Well it's a matter of opinion and we'll have to agree to disagree there.
I've seen a lot of overhead shows both on video and a few live, and I've yet to ever see a single overhead show or effect that has impressed me. By contrast, even a simple interaction with the beams from the simplest of audience scanned effects impresses and provides a feeling of interaction that you just can't get elsewhere.
Well I guess thats the difference between being hired laserist and a promoter. A good hard dance promoter wouldn't use a venue that refused to allow audience scanned effects in my opinion. I agree Dan, that as a hired laserist, you're probably not going to turn away work if the venue says you can't audience scan, although, personally, I would take the opportunity to perhaps show the venue operators how it can be done safely before a show and give them that experience, and perhaps change attitudes for the future, as a result.
I wouldn't know so I can't comment beyond saying that it wouldn't surprise me.

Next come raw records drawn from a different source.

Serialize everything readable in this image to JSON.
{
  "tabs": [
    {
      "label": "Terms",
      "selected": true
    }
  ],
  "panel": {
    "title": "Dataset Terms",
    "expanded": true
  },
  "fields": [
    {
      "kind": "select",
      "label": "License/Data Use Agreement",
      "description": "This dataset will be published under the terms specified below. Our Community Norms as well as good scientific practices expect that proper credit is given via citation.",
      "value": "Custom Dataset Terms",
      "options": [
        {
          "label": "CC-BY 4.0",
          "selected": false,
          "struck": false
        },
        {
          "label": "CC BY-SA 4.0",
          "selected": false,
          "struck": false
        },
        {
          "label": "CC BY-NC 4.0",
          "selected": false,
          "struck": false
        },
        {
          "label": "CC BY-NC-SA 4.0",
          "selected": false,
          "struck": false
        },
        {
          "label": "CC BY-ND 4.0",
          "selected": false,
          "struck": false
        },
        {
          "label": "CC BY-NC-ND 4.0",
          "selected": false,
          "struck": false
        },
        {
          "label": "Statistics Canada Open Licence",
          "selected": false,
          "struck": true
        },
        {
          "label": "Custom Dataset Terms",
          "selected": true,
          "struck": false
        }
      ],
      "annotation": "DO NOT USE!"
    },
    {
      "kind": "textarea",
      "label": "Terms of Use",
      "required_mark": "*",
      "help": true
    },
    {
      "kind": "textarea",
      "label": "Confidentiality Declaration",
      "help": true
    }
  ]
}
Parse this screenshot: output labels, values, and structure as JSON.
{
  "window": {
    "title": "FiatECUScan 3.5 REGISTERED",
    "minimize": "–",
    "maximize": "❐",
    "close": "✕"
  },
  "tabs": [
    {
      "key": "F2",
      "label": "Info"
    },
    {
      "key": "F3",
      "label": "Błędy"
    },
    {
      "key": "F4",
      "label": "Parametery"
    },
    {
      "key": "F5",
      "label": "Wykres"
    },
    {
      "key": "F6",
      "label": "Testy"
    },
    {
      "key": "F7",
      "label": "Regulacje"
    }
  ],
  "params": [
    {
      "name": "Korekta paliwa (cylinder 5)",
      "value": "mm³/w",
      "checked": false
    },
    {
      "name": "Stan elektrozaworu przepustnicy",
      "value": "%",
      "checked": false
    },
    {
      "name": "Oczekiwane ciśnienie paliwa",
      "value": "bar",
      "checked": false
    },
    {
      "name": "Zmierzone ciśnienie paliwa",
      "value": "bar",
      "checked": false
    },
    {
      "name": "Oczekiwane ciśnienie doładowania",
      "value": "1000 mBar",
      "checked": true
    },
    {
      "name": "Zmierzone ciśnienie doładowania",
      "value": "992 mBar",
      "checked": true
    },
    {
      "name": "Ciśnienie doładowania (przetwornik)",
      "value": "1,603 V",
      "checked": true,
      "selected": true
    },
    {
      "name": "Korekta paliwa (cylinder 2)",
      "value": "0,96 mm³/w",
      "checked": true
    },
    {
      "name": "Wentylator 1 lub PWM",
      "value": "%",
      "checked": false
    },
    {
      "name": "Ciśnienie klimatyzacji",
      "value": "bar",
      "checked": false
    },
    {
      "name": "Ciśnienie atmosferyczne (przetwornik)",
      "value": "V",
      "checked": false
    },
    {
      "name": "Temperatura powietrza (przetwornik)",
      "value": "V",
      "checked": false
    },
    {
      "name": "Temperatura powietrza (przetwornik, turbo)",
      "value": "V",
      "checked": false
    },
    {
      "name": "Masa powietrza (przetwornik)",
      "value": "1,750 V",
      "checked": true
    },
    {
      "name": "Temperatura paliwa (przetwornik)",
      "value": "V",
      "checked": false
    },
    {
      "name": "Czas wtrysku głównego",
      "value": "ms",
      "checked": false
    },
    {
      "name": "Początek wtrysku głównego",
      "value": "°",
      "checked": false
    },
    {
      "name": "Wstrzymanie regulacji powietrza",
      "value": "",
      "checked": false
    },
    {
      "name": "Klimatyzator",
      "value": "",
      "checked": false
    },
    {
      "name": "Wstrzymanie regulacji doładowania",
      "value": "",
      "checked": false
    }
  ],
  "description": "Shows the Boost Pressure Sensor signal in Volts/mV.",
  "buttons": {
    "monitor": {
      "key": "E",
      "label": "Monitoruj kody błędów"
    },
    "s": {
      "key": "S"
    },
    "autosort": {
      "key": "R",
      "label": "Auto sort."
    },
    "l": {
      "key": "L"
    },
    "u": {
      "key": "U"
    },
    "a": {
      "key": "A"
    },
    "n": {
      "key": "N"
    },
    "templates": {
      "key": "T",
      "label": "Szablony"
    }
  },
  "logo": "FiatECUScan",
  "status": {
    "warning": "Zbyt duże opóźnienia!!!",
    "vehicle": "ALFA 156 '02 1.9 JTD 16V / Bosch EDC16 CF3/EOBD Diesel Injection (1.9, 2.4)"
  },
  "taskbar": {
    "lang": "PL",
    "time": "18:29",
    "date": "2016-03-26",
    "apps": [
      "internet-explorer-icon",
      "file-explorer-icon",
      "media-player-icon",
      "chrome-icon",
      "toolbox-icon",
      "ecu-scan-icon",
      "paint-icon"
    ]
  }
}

But as I said earlier, it won't stop it, just drive it underground and once that happens, all safety goes out of the window because at the end of the day, if you're using laserists who are breaking the law anyway, they're very unlikely to get certified, take measurements with expensive equipment or frankly give a toss beyond providing a visually impressive show.
We've seen that in the US and I know of examples in the UK which I've refrained from posting on here so as to avoid giving the impression of promoting illegal scanning. eg. I know one night that used to scan the closest point of the audience at (according to rough figures put through Maurice's online calulator) at an estimated 3,900 mw/cm2 or 390x MPE if you prefer (I knew a little about that particular laser - approaching 1.5W 532nm, 2 mrad, 3mm beam, approx 2 metres to audience).
I'm not going to comment further on that as I don't want to promote illegal scanning...
I think the point behind it was Pangolin produce a guidance table of spot size for lens power vs distance for lasers where the M2 is known.
(Just pointing out to the casual observer that these are rough guidelines and don't alleviate the need to take measurements).